The revolt Amazon can no longer ignore

But the union’s success in overcoming this bureaucracy in Coventry has sparked the interest of Amazon workers around the world, who are trying to organize a global movement to challenge the company. As Amazon’s third largest market (after the US and Germany), unions view the UK as a critical cog in the company’s mission to internationalize the labor movement. “I know they’re watching,” says Westwood, adding that he’s received messages of support from France and Germany.

Workers in those countries know they are more likely to force Amazon to the negotiating table if unions can strike in several countries at once. “Amazon is an international company and they respond to strikes in one country by relying on fulfillment centers in another,” said André Scheer, secretary of the German trade union Verdi. When Amazon workers strike in Germany, customer packages from neighboring Poland or the Czech Republic seep into the country instead.

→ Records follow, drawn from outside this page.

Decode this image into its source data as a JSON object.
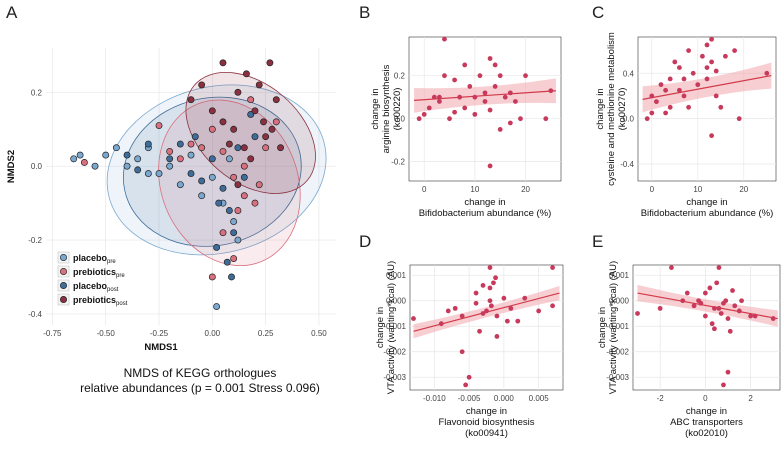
{
  "panels": {
    "A": "A",
    "B": "B",
    "C": "C",
    "D": "D",
    "E": "E"
  },
  "colors": {
    "placebo_pre": "#7aa8cf",
    "prebiotics_pre": "#d9707f",
    "placebo_post": "#3e6d9c",
    "prebiotics_post": "#8b3040",
    "point": "#c83a5c",
    "line": "#d23a4a",
    "band": "#f1a7ad"
  },
  "chart_data": [
    {
      "panel": "A",
      "type": "scatter",
      "xlabel": "NMDS1",
      "ylabel": "NMDS2",
      "xlim": [
        -0.78,
        0.58
      ],
      "ylim": [
        -0.43,
        0.32
      ],
      "xticks": [
        -0.75,
        -0.5,
        -0.25,
        0.0,
        0.25,
        0.5
      ],
      "xtick_labels": [
        "-0.75",
        "-0.50",
        "-0.25",
        "0.00",
        "0.25",
        "0.50"
      ],
      "yticks": [
        0.2,
        0.0,
        -0.2,
        -0.4
      ],
      "ytick_labels": [
        "0.2",
        "0.0",
        "-0.2",
        "-0.4"
      ],
      "caption_line1": "NMDS of KEGG orthologues",
      "caption_line2": "relative abundances (p = 0.001 Stress 0.096)",
      "legend": [
        {
          "key": "placebo_pre",
          "label": "placebo",
          "sub": "pre"
        },
        {
          "key": "prebiotics_pre",
          "label": "prebiotics",
          "sub": "pre"
        },
        {
          "key": "placebo_post",
          "label": "placebo",
          "sub": "post"
        },
        {
          "key": "prebiotics_post",
          "label": "prebiotics",
          "sub": "post"
        }
      ],
      "ellipses": [
        {
          "group": "placebo_pre",
          "cx": 0.02,
          "cy": -0.01,
          "rx": 0.52,
          "ry": 0.225,
          "angle": -14
        },
        {
          "group": "placebo_post",
          "cx": 0.0,
          "cy": -0.015,
          "rx": 0.42,
          "ry": 0.2,
          "angle": -12
        },
        {
          "group": "prebiotics_pre",
          "cx": 0.08,
          "cy": -0.045,
          "rx": 0.32,
          "ry": 0.23,
          "angle": -22
        },
        {
          "group": "prebiotics_post",
          "cx": 0.18,
          "cy": 0.09,
          "rx": 0.23,
          "ry": 0.2,
          "angle": -50
        }
      ],
      "series": [
        {
          "group": "placebo_pre",
          "points": [
            [
              -0.65,
              0.02
            ],
            [
              -0.62,
              0.03
            ],
            [
              -0.55,
              0.0
            ],
            [
              -0.5,
              0.03
            ],
            [
              -0.45,
              0.05
            ],
            [
              -0.4,
              0.0
            ],
            [
              -0.35,
              0.02
            ],
            [
              -0.3,
              0.05
            ],
            [
              -0.25,
              -0.02
            ],
            [
              -0.2,
              0.0
            ],
            [
              -0.1,
              0.03
            ],
            [
              0.0,
              -0.03
            ],
            [
              0.05,
              -0.1
            ],
            [
              0.1,
              -0.15
            ],
            [
              0.02,
              -0.38
            ],
            [
              -0.15,
              -0.05
            ],
            [
              0.08,
              0.02
            ],
            [
              -0.05,
              -0.08
            ],
            [
              0.12,
              -0.2
            ],
            [
              -0.3,
              -0.02
            ]
          ]
        },
        {
          "group": "prebiotics_pre",
          "points": [
            [
              -0.6,
              0.01
            ],
            [
              -0.25,
              0.11
            ],
            [
              -0.2,
              0.04
            ],
            [
              -0.1,
              0.06
            ],
            [
              0.0,
              0.1
            ],
            [
              0.05,
              0.04
            ],
            [
              0.1,
              -0.03
            ],
            [
              0.15,
              -0.08
            ],
            [
              0.2,
              -0.1
            ],
            [
              0.25,
              0.05
            ],
            [
              0.05,
              -0.18
            ],
            [
              0.0,
              -0.3
            ],
            [
              0.1,
              -0.25
            ],
            [
              -0.05,
              0.05
            ],
            [
              0.15,
              0.0
            ],
            [
              0.3,
              0.12
            ],
            [
              0.12,
              -0.12
            ],
            [
              0.18,
              0.18
            ],
            [
              -0.15,
              0.02
            ],
            [
              0.22,
              -0.05
            ]
          ]
        },
        {
          "group": "placebo_post",
          "points": [
            [
              -0.4,
              0.03
            ],
            [
              -0.35,
              -0.01
            ],
            [
              -0.3,
              0.06
            ],
            [
              -0.2,
              0.02
            ],
            [
              -0.15,
              0.06
            ],
            [
              -0.1,
              -0.02
            ],
            [
              -0.05,
              -0.04
            ],
            [
              0.0,
              0.02
            ],
            [
              0.05,
              -0.06
            ],
            [
              0.08,
              -0.12
            ],
            [
              0.1,
              -0.18
            ],
            [
              0.02,
              -0.22
            ],
            [
              0.07,
              -0.26
            ],
            [
              0.12,
              0.05
            ],
            [
              0.15,
              -0.03
            ],
            [
              0.2,
              0.08
            ],
            [
              0.03,
              -0.1
            ],
            [
              0.09,
              -0.3
            ],
            [
              -0.08,
              0.08
            ],
            [
              0.18,
              0.14
            ]
          ]
        },
        {
          "group": "prebiotics_post",
          "points": [
            [
              -0.05,
              0.22
            ],
            [
              0.0,
              0.15
            ],
            [
              0.05,
              0.12
            ],
            [
              0.1,
              0.1
            ],
            [
              0.12,
              0.2
            ],
            [
              0.15,
              0.05
            ],
            [
              0.2,
              0.15
            ],
            [
              0.25,
              0.08
            ],
            [
              0.27,
              0.28
            ],
            [
              0.3,
              0.18
            ],
            [
              0.28,
              0.1
            ],
            [
              0.22,
              0.22
            ],
            [
              0.18,
              0.02
            ],
            [
              0.12,
              -0.05
            ],
            [
              0.08,
              0.06
            ],
            [
              0.05,
              0.28
            ],
            [
              -0.1,
              0.18
            ],
            [
              0.32,
              0.05
            ],
            [
              0.24,
              0.12
            ],
            [
              0.16,
              0.25
            ]
          ]
        }
      ]
    },
    {
      "panel": "B",
      "type": "scatter",
      "ylabel_lines": [
        "change in",
        "arginine biosynthesis",
        "(ko00220)"
      ],
      "xlabel_lines": [
        "change in",
        "Bifidobacterium abundance (%)"
      ],
      "xlim": [
        -3,
        27
      ],
      "ylim": [
        -0.29,
        0.38
      ],
      "xticks": [
        0,
        10,
        20
      ],
      "xtick_labels": [
        "0",
        "10",
        "20"
      ],
      "yticks": [
        0.2,
        0.0,
        -0.2
      ],
      "ytick_labels": [
        "0.2",
        "0.0",
        "-0.2"
      ],
      "fit": {
        "x0": -2,
        "y0": 0.085,
        "x1": 26,
        "y1": 0.13,
        "band": 0.025
      },
      "points": [
        [
          -1,
          0.0
        ],
        [
          0,
          0.02
        ],
        [
          1,
          0.05
        ],
        [
          2,
          0.1
        ],
        [
          3,
          0.1
        ],
        [
          4,
          0.37
        ],
        [
          4,
          0.2
        ],
        [
          5,
          0.0
        ],
        [
          6,
          0.03
        ],
        [
          6,
          0.18
        ],
        [
          7,
          0.1
        ],
        [
          8,
          0.05
        ],
        [
          8,
          0.25
        ],
        [
          9,
          0.15
        ],
        [
          10,
          0.1
        ],
        [
          11,
          0.2
        ],
        [
          12,
          0.08
        ],
        [
          12,
          0.12
        ],
        [
          13,
          0.28
        ],
        [
          13,
          0.04
        ],
        [
          14,
          0.25
        ],
        [
          14,
          0.15
        ],
        [
          15,
          -0.05
        ],
        [
          15,
          0.2
        ],
        [
          16,
          0.1
        ],
        [
          17,
          -0.02
        ],
        [
          18,
          0.08
        ],
        [
          19,
          0.0
        ],
        [
          20,
          0.2
        ],
        [
          24,
          0.0
        ],
        [
          25,
          0.13
        ],
        [
          13,
          -0.22
        ],
        [
          10,
          0.02
        ],
        [
          3,
          0.08
        ],
        [
          17,
          0.12
        ]
      ]
    },
    {
      "panel": "C",
      "type": "scatter",
      "ylabel_lines": [
        "change in",
        "cysteine and methionine metabolism",
        "(ko00270)"
      ],
      "xlabel_lines": [
        "change in",
        "Bifidobacterium abundance (%)"
      ],
      "xlim": [
        -3,
        27
      ],
      "ylim": [
        -0.55,
        0.72
      ],
      "xticks": [
        0,
        10,
        20
      ],
      "xtick_labels": [
        "0",
        "10",
        "20"
      ],
      "yticks": [
        0.4,
        0.0,
        -0.4
      ],
      "ytick_labels": [
        "0.4",
        "0.0",
        "-0.4"
      ],
      "fit": {
        "x0": -2,
        "y0": 0.17,
        "x1": 26,
        "y1": 0.38,
        "band": 0.05
      },
      "points": [
        [
          -1,
          0.0
        ],
        [
          0,
          0.05
        ],
        [
          0,
          0.2
        ],
        [
          1,
          0.15
        ],
        [
          2,
          0.3
        ],
        [
          3,
          0.05
        ],
        [
          3,
          0.25
        ],
        [
          4,
          0.1
        ],
        [
          4,
          0.35
        ],
        [
          5,
          0.5
        ],
        [
          6,
          0.25
        ],
        [
          6,
          0.45
        ],
        [
          7,
          0.2
        ],
        [
          8,
          0.6
        ],
        [
          8,
          0.1
        ],
        [
          9,
          0.4
        ],
        [
          10,
          0.3
        ],
        [
          11,
          0.55
        ],
        [
          12,
          0.35
        ],
        [
          12,
          0.45
        ],
        [
          13,
          0.7
        ],
        [
          13,
          0.5
        ],
        [
          13,
          -0.15
        ],
        [
          14,
          0.42
        ],
        [
          14,
          0.2
        ],
        [
          15,
          0.1
        ],
        [
          16,
          0.55
        ],
        [
          18,
          0.6
        ],
        [
          19,
          0.0
        ],
        [
          25,
          0.4
        ],
        [
          12,
          0.65
        ],
        [
          7,
          0.35
        ]
      ]
    },
    {
      "panel": "D",
      "type": "scatter",
      "ylabel_lines": [
        "change in",
        "VTA activity (wanting*kcal) (AU)"
      ],
      "xlabel_lines": [
        "change in",
        "Flavonoid biosynthesis",
        "(ko00941)"
      ],
      "xlim": [
        -0.0135,
        0.0085
      ],
      "ylim": [
        -0.0035,
        0.0014
      ],
      "xticks": [
        -0.01,
        -0.005,
        0.0,
        0.005
      ],
      "xtick_labels": [
        "-0.010",
        "-0.005",
        "0.000",
        "0.005"
      ],
      "yticks": [
        0.001,
        0.0,
        -0.001,
        -0.002,
        -0.003
      ],
      "ytick_labels": [
        "0.001",
        "0.000",
        "-0.001",
        "-0.002",
        "-0.003"
      ],
      "fit": {
        "x0": -0.013,
        "y0": -0.0012,
        "x1": 0.008,
        "y1": 0.0003,
        "band": 0.00012
      },
      "points": [
        [
          -0.013,
          -0.0007
        ],
        [
          -0.009,
          -0.0009
        ],
        [
          -0.008,
          -0.0004
        ],
        [
          -0.007,
          -0.0003
        ],
        [
          -0.006,
          -0.0006
        ],
        [
          -0.006,
          -0.002
        ],
        [
          -0.0055,
          -0.0033
        ],
        [
          -0.005,
          -0.003
        ],
        [
          -0.004,
          0.0003
        ],
        [
          -0.004,
          -0.0001
        ],
        [
          -0.0035,
          -0.0012
        ],
        [
          -0.003,
          0.0006
        ],
        [
          -0.0025,
          -0.0004
        ],
        [
          -0.002,
          0.0013
        ],
        [
          -0.002,
          0.0005
        ],
        [
          -0.0018,
          -0.0002
        ],
        [
          -0.0015,
          0.0007
        ],
        [
          -0.001,
          -0.0006
        ],
        [
          -0.001,
          -0.0014
        ],
        [
          0.0,
          0.0001
        ],
        [
          0.0005,
          -0.0008
        ],
        [
          0.001,
          -0.0003
        ],
        [
          0.002,
          -0.0008
        ],
        [
          0.003,
          0.0001
        ],
        [
          0.005,
          -0.0004
        ],
        [
          0.007,
          0.0013
        ],
        [
          0.007,
          -0.0002
        ],
        [
          -0.002,
          0.0
        ],
        [
          -0.003,
          -0.0005
        ],
        [
          -0.0012,
          0.0009
        ]
      ]
    },
    {
      "panel": "E",
      "type": "scatter",
      "ylabel_lines": [
        "change in",
        "VTA activity (wanting*kcal) (AU)"
      ],
      "xlabel_lines": [
        "change in",
        "ABC transporters",
        "(ko02010)"
      ],
      "xlim": [
        -3.2,
        3.3
      ],
      "ylim": [
        -0.0035,
        0.0014
      ],
      "xticks": [
        -2,
        0,
        2
      ],
      "xtick_labels": [
        "-2",
        "0",
        "2"
      ],
      "yticks": [
        0.001,
        0.0,
        -0.001,
        -0.002,
        -0.003
      ],
      "ytick_labels": [
        "0.001",
        "0.000",
        "-0.001",
        "-0.002",
        "-0.003"
      ],
      "fit": {
        "x0": -3,
        "y0": 0.0003,
        "x1": 3.2,
        "y1": -0.0007,
        "band": 0.00014
      },
      "points": [
        [
          -3,
          -0.0005
        ],
        [
          -2,
          -0.0003
        ],
        [
          -1.5,
          0.0013
        ],
        [
          -1,
          0.0
        ],
        [
          -0.8,
          0.0003
        ],
        [
          -0.5,
          -0.0002
        ],
        [
          -0.3,
          0.0
        ],
        [
          0,
          0.0003
        ],
        [
          0,
          -0.0006
        ],
        [
          0.2,
          0.0005
        ],
        [
          0.3,
          -0.0009
        ],
        [
          0.4,
          -0.0003
        ],
        [
          0.5,
          0.0007
        ],
        [
          0.6,
          0.0013
        ],
        [
          0.6,
          -0.0003
        ],
        [
          0.7,
          -0.0005
        ],
        [
          0.8,
          -0.0001
        ],
        [
          0.9,
          0.0
        ],
        [
          1.0,
          -0.0007
        ],
        [
          1.0,
          -0.0028
        ],
        [
          1.1,
          -0.0012
        ],
        [
          1.2,
          0.0004
        ],
        [
          1.3,
          -0.0002
        ],
        [
          1.5,
          -0.0004
        ],
        [
          1.6,
          0.0
        ],
        [
          2.0,
          -0.0006
        ],
        [
          2.2,
          -0.0006
        ],
        [
          3.0,
          -0.0007
        ],
        [
          0.8,
          -0.0033
        ],
        [
          0.4,
          -0.0011
        ],
        [
          -0.2,
          -0.0001
        ]
      ]
    }
  ]
}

The strike in Coventry takes place in the same week as Amazon workers from Germany, Poland, Canada, the US, France and Spain convened in Geneva to plan further protests. Unions are now looking to build on the success of November’s coordinated Black Friday protests against Amazon, which swept through more than 30 countries from Costa Rica to Luxembourg, according to UNI Global, an international union involved in the #MakeAmazonPay campaign.

The strike in Coventry is not the first time British Amazon workers have publicly complained about pay and working conditions. In August, employees of warehouses across the country detained unofficial protests in warehouse canteens. But compared to other countries, UK organizing efforts have had a slow start. Amazon workers in central Germany have been striking off and on for a decade, while a Staten Island warehouse became the first U.S. site to unionize in April 2022.

Workers at the Coventry warehouse are currently paid around £10.50 ($13) an hour. But the union representing them, GMB, is calling for that figure to be raised to £15 an hour, which would bring British workers’ wages equivalent to the $18 hourly wages their American colleagues receive. Amazon’s local regional director, Neil Travis, describes the company’s pay as competitive, in line with or higher than comparable jobs locally. Yet many employees here have weathered the pandemic — a period in which Amazon saw quarterly profits triple — and claim they deserved that pay raise.

Even on the other side of the pandemic, long hours are still taking their toll on Westwood. He says his shoulder hurts at night after more than three years of moving pallets in the Coventry warehouse. But the 57-year-old is also concerned about the management culture within Amazon. “The way management treats people is shocking.” He says he was recently told to lean against a wall and catch his breath. When he objected – “This is not the army!” – said his manager that the call was “logged”; immortalized on his record.

For others, that management style is epitomized by the monitoring software Amazon says employees use to track their performance. Garfield Hylton, also a GMB union member, describes his day at Amazon as haunted by a number; what he calls his “rate”. Every morning and afternoon, a manager comes to him to tell him how productive he’s been according to the company’s algorithms.